Food insecurity is a complex condition with four main dimensions: availability, access, utilization and stability. Food insecurity can be chronic or transitory. Chronic food insecurity implies a long-term or persistent inability to meet the minimal nutritional requirements. Transitory food insecurity is the short-term inability to meet required nutritional intake, and implies a capacity for recovery. Cyclical food insecurity, which occurs when there are habitual seasonal variations in the food security situation can be either chronic (if it lasts more than six months), or transitory (if it lasts less than six months).
The true incidence of food insecurity is debatable, as food security is a complex condition for which the appropriate measurement techniques have not yet been refined.
Common indicators used to measure food insecurity include: prevalence of undernourishment in all demographics; children aged <5 years stunted; children aged <5 years underweight; and children aged <5 years wasted. More modern and holisitic approaches also consider indicators such as: political stability and road density.

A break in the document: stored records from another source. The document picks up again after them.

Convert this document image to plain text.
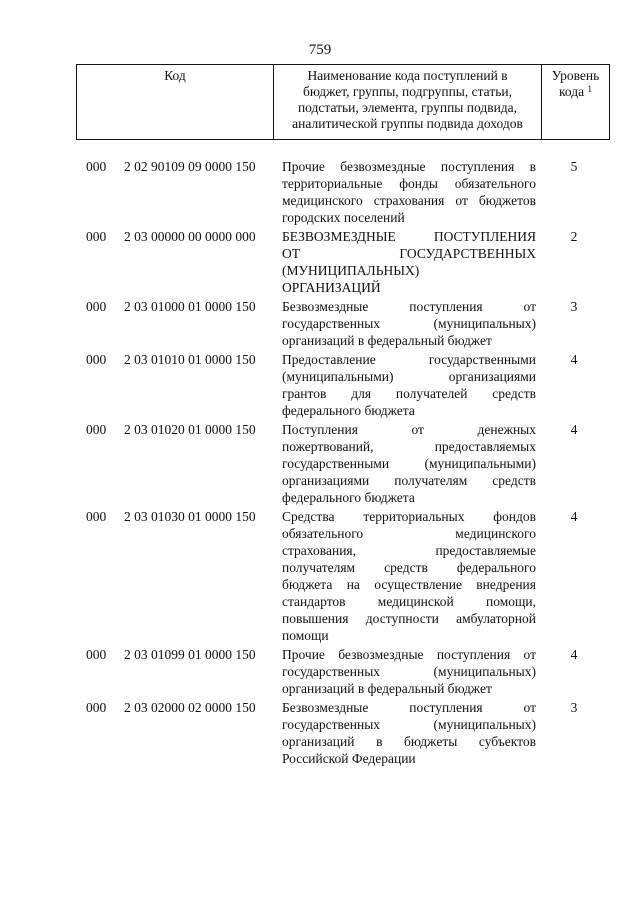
759
Код	Наименование кода поступлений в
бюджет, группы, подгруппы, статьи,
подстатьи, элемента, группы подвида,
аналитической группы подвида доходов
Уровень
кода $^1$
000	2 02 90109 09 0000 150	Прочие безвозмездные поступления в
территориальные фонды обязательного
медицинского страхования от бюджетов
городских поселений
5
000	2 03 00000 00 0000 000	БЕЗВОЗМЕЗДНЫЕ ПОСТУПЛЕНИЯ
ОТ ГОСУДАРСТВЕННЫХ
(МУНИЦИПАЛЬНЫХ)
ОРГАНИЗАЦИЙ
2
000	2 03 01000 01 0000 150	Безвозмездные поступления от
государственных (муниципальных)
организаций в федеральный бюджет
3
000	2 03 01010 01 0000 150	Предоставление государственными
(муниципальными) организациями
грантов для получателей средств
федерального бюджета
4
000	2 03 01020 01 0000 150	Поступления от денежных
пожертвований, предоставляемых
государственными (муниципальными)
организациями получателям средств
федерального бюджета
4
000	2 03 01030 01 0000 150	Средства территориальных фондов
обязательного медицинского
страхования, предоставляемые
получателям средств федерального
бюджета на осуществление внедрения
стандартов медицинской помощи,
повышения доступности амбулаторной
помощи
4
000	2 03 01099 01 0000 150	Прочие безвозмездные поступления от
государственных (муниципальных)
организаций в федеральный бюджет
4
000	2 03 02000 02 0000 150	Безвозмездные поступления от
государственных (муниципальных)
организаций в бюджеты субъектов
Российской Федерации
3
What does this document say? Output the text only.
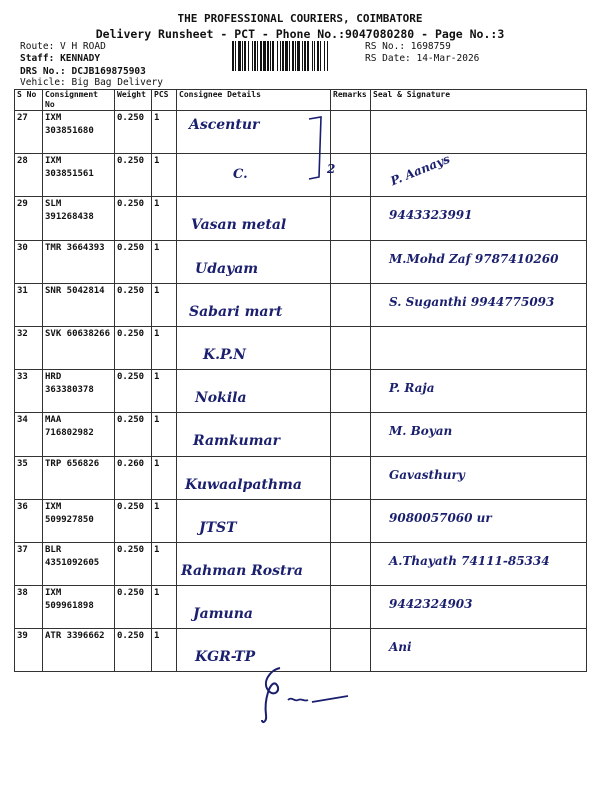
THE PROFESSIONAL COURIERS, COIMBATORE
Delivery Runsheet - PCT - Phone No.:9047080280 - Page No.:3
Route: V H ROAD
Staff: KENNADY
DRS No.: DCJB169875903
Vehicle: Big Bag Delivery
RS No.: 1698759
RS Date: 14-Mar-2026
S No	Consignment No	Weight	PCS	Consignee Details	Remarks	Seal & Signature
27	IXM 303851680	0.250	1	Ascentur
2		

28	IXM 303851561	0.250	1	C.		P. Aanays

29	SLM 391268438	0.250	1	Vasan metal		9443323991

30	TMR 3664393	0.250	1	Udayam		M.Mohd Zaf 9787410260

31	SNR 5042814	0.250	1	Sabari mart		S. Suganthi 9944775093

32	SVK 60638266	0.250	1	K.P.N		

33	HRD 363380378	0.250	1	Nokila		P. Raja

34	MAA 716802982	0.250	1	Ramkumar		M. Boyan

35	TRP 656826	0.260	1	Kuwaalpathma		Gavasthury

36	IXM 509927850	0.250	1	JTST		9080057060 ur

37	BLR 4351092605	0.250	1	Rahman Rostra		A.Thayath 74111-85334

38	IXM 509961898	0.250	1	Jamuna		9442324903

39	ATR 3396662	0.250	1	KGR-TP		Ani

Hundreds of millions of people in different parts of the world, especially in the low-income countries of Asia, Africa, and Latin America, still go without the adequate food which would enable them to lead fully productive working lives. Grains form more than half the world's direct food supply in most poor countries. Some rich countries consume less grain directly, but they consume grain at over twice the rate per capita of poor countries indirectly in the form of meat and beverages.